Job Scripts

To submit a job to the cluster requires a job script. This is a shell script which uses special commands to define the task to be run and the resources required. The commands in the script execute programs as if they are being run through a terminal. As the job will be run by the queuing system, the programs must execute without requiring interaction with the user (so you cannot run a graphical application from a job script).

Writing a job-submission script

  1. Create a new text file for your script (you can use any editor, such as Mousepad, vim, emacs, nano). However, it is important that the file is saved as a plain text file. It is convenient to use a file extension, such as .slr, to remind us that it is a SLURM job script – for example, myjob.slr.

    The first line should contain the command interpreter to use (usually Bash)

    #!/bin/bash
    

    Each line of the script contains commands to run as part of the job. For example, the following would execute a minimal Python program:

    python3 -c 'print("Hello World!")'
    

    Add comments to your script to remind you what commands and parameters you used and why:

    # This is a comment
    
  2. Specify the hardware resources required for the job:

    #SBATCH --ntasks=1
    #SBATCH --mem=8000MB
    

    The --ntasks parameter indicates how many CPU cores on the compute node should be used to run the task. If your program is not parallelised, this should be 1. The --mem parameter specifies the total amount of memory (per node) required for the job. Specifying resources requires some prior knowledge or experience of the task and its requirements.

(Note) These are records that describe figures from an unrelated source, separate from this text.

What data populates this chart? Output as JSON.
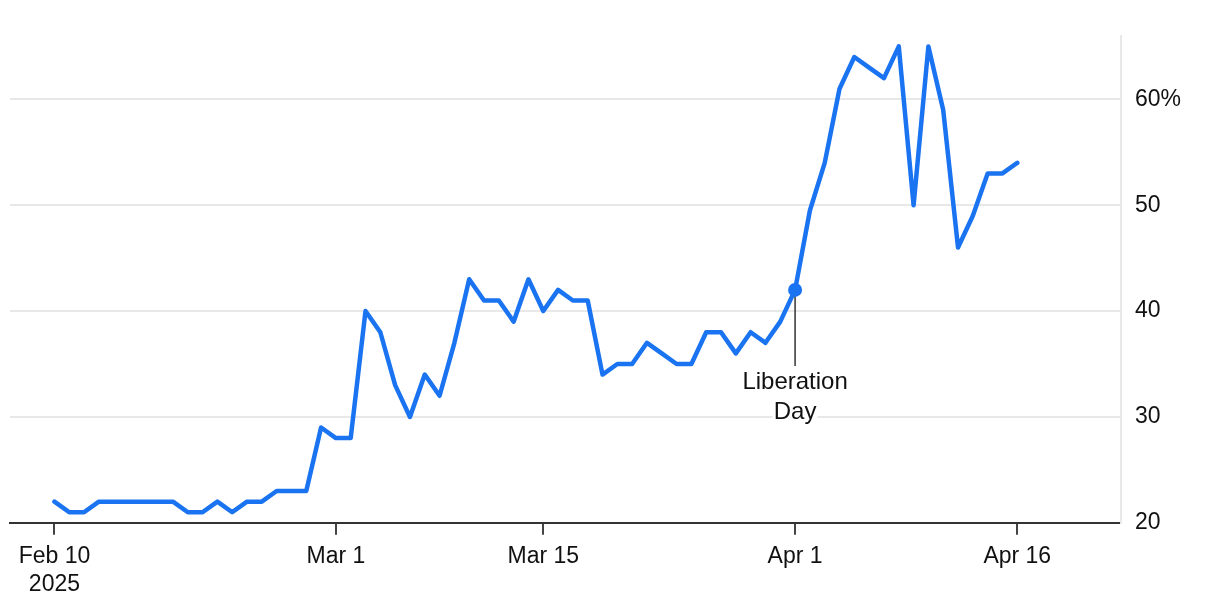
{
  "chart_data": {
    "type": "line",
    "x": [
      "2025-02-10",
      "2025-02-11",
      "2025-02-12",
      "2025-02-13",
      "2025-02-14",
      "2025-02-15",
      "2025-02-16",
      "2025-02-17",
      "2025-02-18",
      "2025-02-19",
      "2025-02-20",
      "2025-02-21",
      "2025-02-22",
      "2025-02-23",
      "2025-02-24",
      "2025-02-25",
      "2025-02-26",
      "2025-02-27",
      "2025-02-28",
      "2025-03-01",
      "2025-03-02",
      "2025-03-03",
      "2025-03-04",
      "2025-03-05",
      "2025-03-06",
      "2025-03-07",
      "2025-03-08",
      "2025-03-09",
      "2025-03-10",
      "2025-03-11",
      "2025-03-12",
      "2025-03-13",
      "2025-03-14",
      "2025-03-15",
      "2025-03-16",
      "2025-03-17",
      "2025-03-18",
      "2025-03-19",
      "2025-03-20",
      "2025-03-21",
      "2025-03-22",
      "2025-03-23",
      "2025-03-24",
      "2025-03-25",
      "2025-03-26",
      "2025-03-27",
      "2025-03-28",
      "2025-03-29",
      "2025-03-30",
      "2025-03-31",
      "2025-04-01",
      "2025-04-02",
      "2025-04-03",
      "2025-04-04",
      "2025-04-05",
      "2025-04-06",
      "2025-04-07",
      "2025-04-08",
      "2025-04-09",
      "2025-04-10",
      "2025-04-11",
      "2025-04-12",
      "2025-04-13",
      "2025-04-14",
      "2025-04-15",
      "2025-04-16"
    ],
    "series": [
      {
        "color": "#1a73f0",
        "values": [
          22,
          21,
          21,
          22,
          22,
          22,
          22,
          22,
          22,
          21,
          21,
          22,
          21,
          22,
          22,
          23,
          23,
          23,
          29,
          28,
          28,
          40,
          38,
          33,
          30,
          34,
          32,
          37,
          43,
          41,
          41,
          39,
          43,
          40,
          42,
          41,
          41,
          34,
          35,
          35,
          37,
          36,
          35,
          35,
          38,
          38,
          36,
          38,
          37,
          39,
          42,
          49.5,
          54,
          61,
          64,
          63,
          62,
          65,
          50,
          65,
          59,
          46,
          49,
          53,
          53,
          54
        ]
      }
    ],
    "xlim": [
      "2025-02-07",
      "2025-04-23"
    ],
    "xticks": [
      {
        "value": "2025-02-10",
        "label": "Feb 10\n2025"
      },
      {
        "value": "2025-03-01",
        "label": "Mar 1"
      },
      {
        "value": "2025-03-15",
        "label": "Mar 15"
      },
      {
        "value": "2025-04-01",
        "label": "Apr 1"
      },
      {
        "value": "2025-04-16",
        "label": "Apr 16"
      }
    ],
    "ylim": [
      20,
      66
    ],
    "yticks": [
      20,
      30,
      40,
      50,
      {
        "value": 60,
        "label": "60%"
      }
    ],
    "grid": "y",
    "legend": false,
    "marker": "none",
    "line_style": "solid",
    "annotations": [
      {
        "text": "Liberation Day",
        "x": "2025-04-01",
        "y": 42
      }
    ]
  }
}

  3. Specify the time required for the job. The following command would request 6 hours.

    #SBATCH --time=06:00:00
    

    The --time parameter specifies the expected time the job will take to run (wall time). If your job exceeds this wall time, it will be terminated.

  4. Specify the cluster partition (queue) to use. This should be compatible with the requested job time (use sinfo to see the maximum job times for each partition).

    #SBATCH --partition=short
    
  5. Add any other option SLURM parameters. For example, to specify a name for the job, to make it easier to differentiate between multiple jobs in the queue, you can use:

    #SBATCH --job-name=myjob1
    

Complete script

An example of the complete job script, showing the essential components, is given below:

#!/bin/bash
#SBATCH --ntasks=1
#SBATCH --mem=8000MB
#SBATCH --time=06:00:00
#SBATCH --job-name=myjob1
#SBATCH --partition=short
python3 -c 'print("Hello World!")'

Note

The current working directory will initially be the path from where the job script is submitted.

Specifying accounts

By default all jobs run under the aero_general account. To access some resources, your username must be associated with a different account and this account must be specified in the SLURM script used to run jobs requiring those resources. For example:

#SBATCH --account=my_account_name

where my_account_name should be updated appropriately. To see which accounts you are associated with, run:

sacctmgr show association user=myuserid

substituting your username for myuserid.

GPU jobs

To request GPU resources, you must specify a generic resource (GRES) request. This has the form:

#SBATCH --gres=gpu:GPUTYPE:NUM

You should replace GPUTYPE with the type of GPU you wish to use:

  • nvidia_a40 for NVIDIA A40 GPUs

  • tesla_t4 for NVIDIA T4 GPUs

You should also replace NUM with the number of GPUs required. This should almost always be 1.